横と上の世界はつながっていて、横にいる二本足の生物が近づくと上から食べ物が落ちてくることがあると言うことに気がついた。
そんなことをボーッと観察していられるくらい、ボクの宇宙は暇な空間なのだ。
ボクの宇宙には泡と水しかないのだから。
ボクは宇宙の外からボクを見つめている瞳があることに、ずっと前から気がついていた。
その金色の瞳は、二本足の生物より小型の四本足の生物のものだ。
彼は、何をするでもなく、宇宙の外からボクを見つめてはじっとしていた。
長い時間そうしていることもあったし、すぐにどこかへ行ってしまうこともある。
ただ、言えることは、ある種の愛情をその瞳から感じると言うことだ。
その瞳は、ボクに会いたい・触りたい・いっしょになりたいって言っているように感じる。
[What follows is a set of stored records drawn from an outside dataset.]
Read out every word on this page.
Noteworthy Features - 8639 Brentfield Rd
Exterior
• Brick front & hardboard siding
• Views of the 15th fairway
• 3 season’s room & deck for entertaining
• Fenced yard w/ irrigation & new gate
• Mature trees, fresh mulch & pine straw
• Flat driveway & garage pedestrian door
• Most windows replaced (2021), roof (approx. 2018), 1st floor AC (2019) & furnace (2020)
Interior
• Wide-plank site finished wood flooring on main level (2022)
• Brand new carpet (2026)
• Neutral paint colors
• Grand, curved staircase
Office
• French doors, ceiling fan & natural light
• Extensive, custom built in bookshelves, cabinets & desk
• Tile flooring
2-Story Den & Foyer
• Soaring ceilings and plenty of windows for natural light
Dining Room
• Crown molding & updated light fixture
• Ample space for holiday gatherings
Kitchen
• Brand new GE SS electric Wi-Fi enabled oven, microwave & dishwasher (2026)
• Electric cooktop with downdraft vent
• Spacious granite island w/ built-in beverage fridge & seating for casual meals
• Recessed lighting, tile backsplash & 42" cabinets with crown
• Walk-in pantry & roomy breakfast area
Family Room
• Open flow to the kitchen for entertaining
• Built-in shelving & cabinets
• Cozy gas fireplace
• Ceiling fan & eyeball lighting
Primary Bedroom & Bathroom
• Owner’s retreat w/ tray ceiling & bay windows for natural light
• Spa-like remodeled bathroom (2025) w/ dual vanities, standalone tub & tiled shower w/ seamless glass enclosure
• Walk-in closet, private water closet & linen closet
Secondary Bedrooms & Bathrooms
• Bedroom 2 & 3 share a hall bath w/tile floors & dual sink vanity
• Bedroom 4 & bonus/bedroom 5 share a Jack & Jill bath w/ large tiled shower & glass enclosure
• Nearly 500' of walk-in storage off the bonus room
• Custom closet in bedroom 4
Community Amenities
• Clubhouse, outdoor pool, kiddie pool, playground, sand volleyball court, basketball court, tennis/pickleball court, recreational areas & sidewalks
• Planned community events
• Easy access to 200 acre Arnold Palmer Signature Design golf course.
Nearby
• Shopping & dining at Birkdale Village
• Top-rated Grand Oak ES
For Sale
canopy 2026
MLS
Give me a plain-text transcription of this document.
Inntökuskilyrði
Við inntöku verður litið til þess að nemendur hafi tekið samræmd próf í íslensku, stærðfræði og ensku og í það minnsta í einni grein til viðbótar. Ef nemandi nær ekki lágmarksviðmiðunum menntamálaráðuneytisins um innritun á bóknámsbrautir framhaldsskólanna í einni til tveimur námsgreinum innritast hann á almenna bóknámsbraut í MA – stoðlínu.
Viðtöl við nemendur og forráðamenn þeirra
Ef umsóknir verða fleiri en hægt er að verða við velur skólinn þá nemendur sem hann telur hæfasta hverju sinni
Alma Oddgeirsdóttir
ボクの宇宙と彼が住む空間には壁があって、触れあうことはできないのに。
ボクはその瞳の持ち主を神様と名付けた。
今日も神様は、ボクを見ていた。
地面から立ち上る泡の中を泳ぐときも、上から落ちてくる食べ物を漁るときも、神様はずっとボクを見つめていた。
神様に見つめられているだけでボクは幸せだった。
神様のために、自慢の赤いヒレを閃かせながら優雅に泳ぐのだ。
見られている幸せを感じる。
神様がいるから、ボクは自由に、奇麗に、優雅に泳げるのだ。
ある日、ボクの宇宙が異変に襲われた。
突然、外の世界から灰色の物体が近づいてきて、ボクの宇宙をひっくり返したのだ。
ボクは、宇宙の外へ投げ出されてしまった。
体の自由がきかず、息ができない。
神様はボクを見ていなかった。
灰色の怪物を見据えて、地の底からわき上がるような恐ろしいうなり声をあげていた。
神様と怪物は、ボクのわきで戦っている。
どちらも、聞いたこともない低く激しいうなり声をあげながら転げ回った。
すぐに勝負はついて、怪物は逃げ出した。
神様がボクの方へ近づいてきた。
神様が勝ったのだ。
ボクは悶えはね回るくらい苦しかったけど、うれしくて胸がはち切れんばかりだった。
神様の黒い鼻先がボクのうろこに触れた。
ボクの体に、神様の牙が入り込んでくる。
激しい痛みと痙攣がボクを襲った。
よかった……神様……やっと……これで……
ボクの意識は遠のいてく。
神様と一つになることに悦びを感じながら。